Two Delicious Fall Recipes

By Yonni @vegandthecity

I am always on the hunt for good recipes, but sometimes that hunt just involves tasting something I like when out to eat and then trying to recreate it in my kitchen.  For Rosh Hashanah, the Jewish new year, it is traditional to eat apples and honey, symbolizing the cycle of both the calendar and life, and the hope for a new year of sweetness and joy. I was going to my sister-in-law's parents' house and wanted to bring a vegan appetizer that was similarly symbolic, so I made the one below.  I had seen something on line that was similar and involved chevre and balsamic vinegar, so instead I modified it to make the version listed below.  And doesn't it look beautiful?  It was a big hit. The second recipe was one I created after tasting something with these ingredients (and a few others) at Whole Foods last week. I was rushing from meeting to carpooling and back to a meeting so I ran in to the market to grab a quick bite.  This cauliflower recipe is my version of that dish.  Enjoy!    Two Delicious Fall Recipes Belgian Endive stuffed with Apples, Dried Cranberries and Walnuts
2 heads of Belgian Endive 2 Pink lady apples, washed, cored, diced into small pieces 3 Tablespoons Extra Virgin Olive Oil 1 Tablespoon Orange Zest 1 Tablespoon fresh Orange Juice ½ cup Walnuts, coarsely chopped ¼ cup dried cranberries ¼ cup shredded Daiya cheddar cheese ¼ teaspoon kosher salt
Rinse and dry endives, trim the bottom (root end) to separate leaves. Set aside. In a bowl, toss diced apples with extra virgin olive oil and orange juice until lightly coated. Add nuts, dried cranberries, cheese and salt. Stir gently until all the ingredients are evenly incorporated in the mixture. Place a small spoonful at the base of the endive leaf—enough for one bite—and lay the leaf on a plate. Continue, placing each leaf in a circular pattern on the plate.

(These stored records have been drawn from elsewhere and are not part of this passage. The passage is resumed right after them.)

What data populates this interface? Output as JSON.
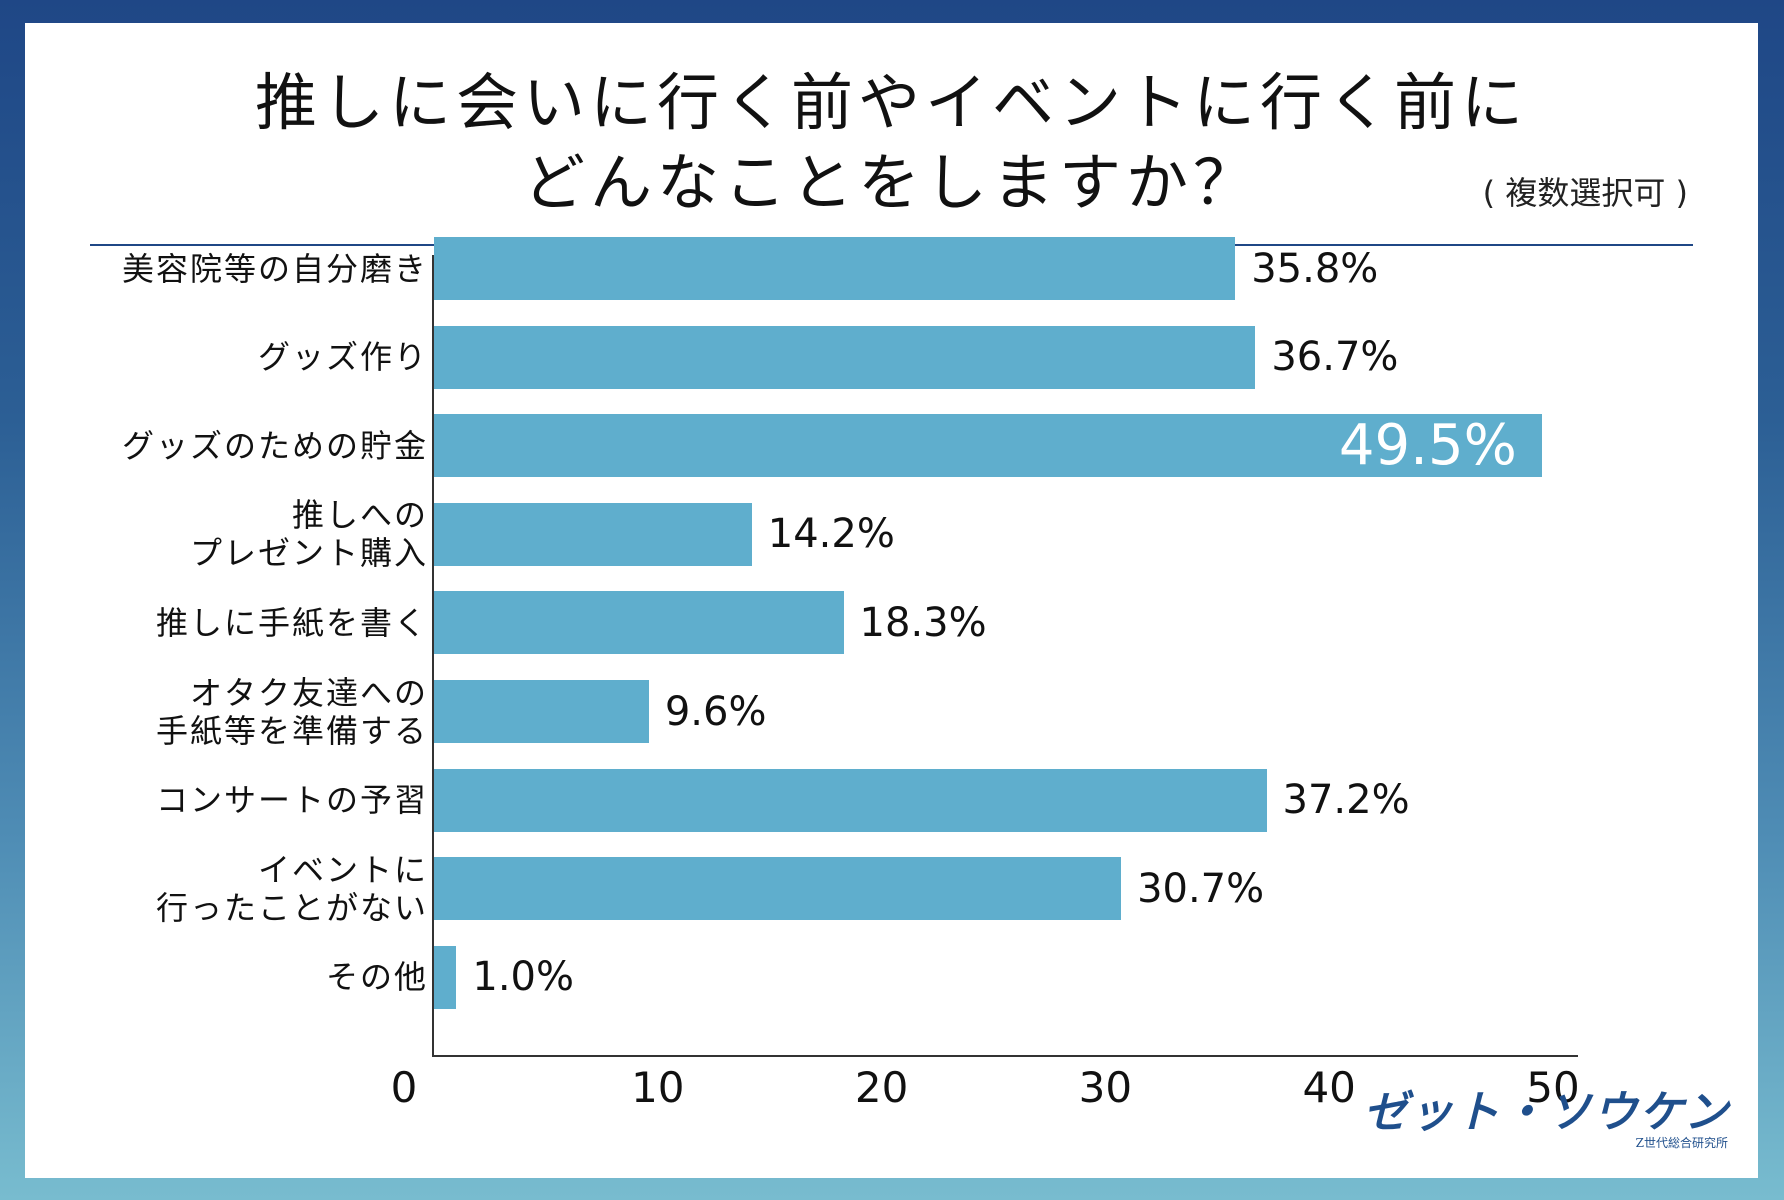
{
  "header": {
    "title_line1": "推しに会いに行く前やイベントに行く前に",
    "title_line2": "どんなことをしますか？",
    "note": "( 複数選択可 )"
  },
  "colors": {
    "bar": "#5faecd",
    "accent": "#1f4786"
  },
  "logo": {
    "main": "ゼット・ソウケン",
    "sub": "Z世代総合研究所"
  },
  "chart_data": {
    "type": "bar",
    "orientation": "horizontal",
    "categories": [
      "美容院等の自分磨き",
      "グッズ作り",
      "グッズのための貯金",
      "推しへの\nプレゼント購入",
      "推しに手紙を書く",
      "オタク友達への\n手紙等を準備する",
      "コンサートの予習",
      "イベントに\n行ったことがない",
      "その他"
    ],
    "values": [
      35.8,
      36.7,
      49.5,
      14.2,
      18.3,
      9.6,
      37.2,
      30.7,
      1.0
    ],
    "value_labels": [
      "35.8%",
      "36.7%",
      "49.5%",
      "14.2%",
      "18.3%",
      "9.6%",
      "37.2%",
      "30.7%",
      "1.0%"
    ],
    "xlim": [
      0,
      50
    ],
    "xticks": [
      "0",
      "10",
      "20",
      "30",
      "40",
      "50"
    ],
    "grid": false
  }
}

Cauliflower with Pine Nuts, Golden Raisins and Capers
2 heads of cauliflower, chopped into bite-sized pieces 2 TBSP pine nuts ¼ cup golden raisins ¼ cup capers Extra Virgin Olive Oil Pam Salt to taste
Preheat the oven to roast at 350.  Place the cauliflowers, pine nuts, raisins and capers in a roasting pan.  Drizzle generously with olive oil and sprinkle with a two pinches of salt.  Roast for 30-40 minutes depending on your oven, until cauliflower is fork tender.  Check at 10 minute intervals, spraying with Pam to coat and tossing the mixture each time to bring moisture up from the bottom.  Serve immediately.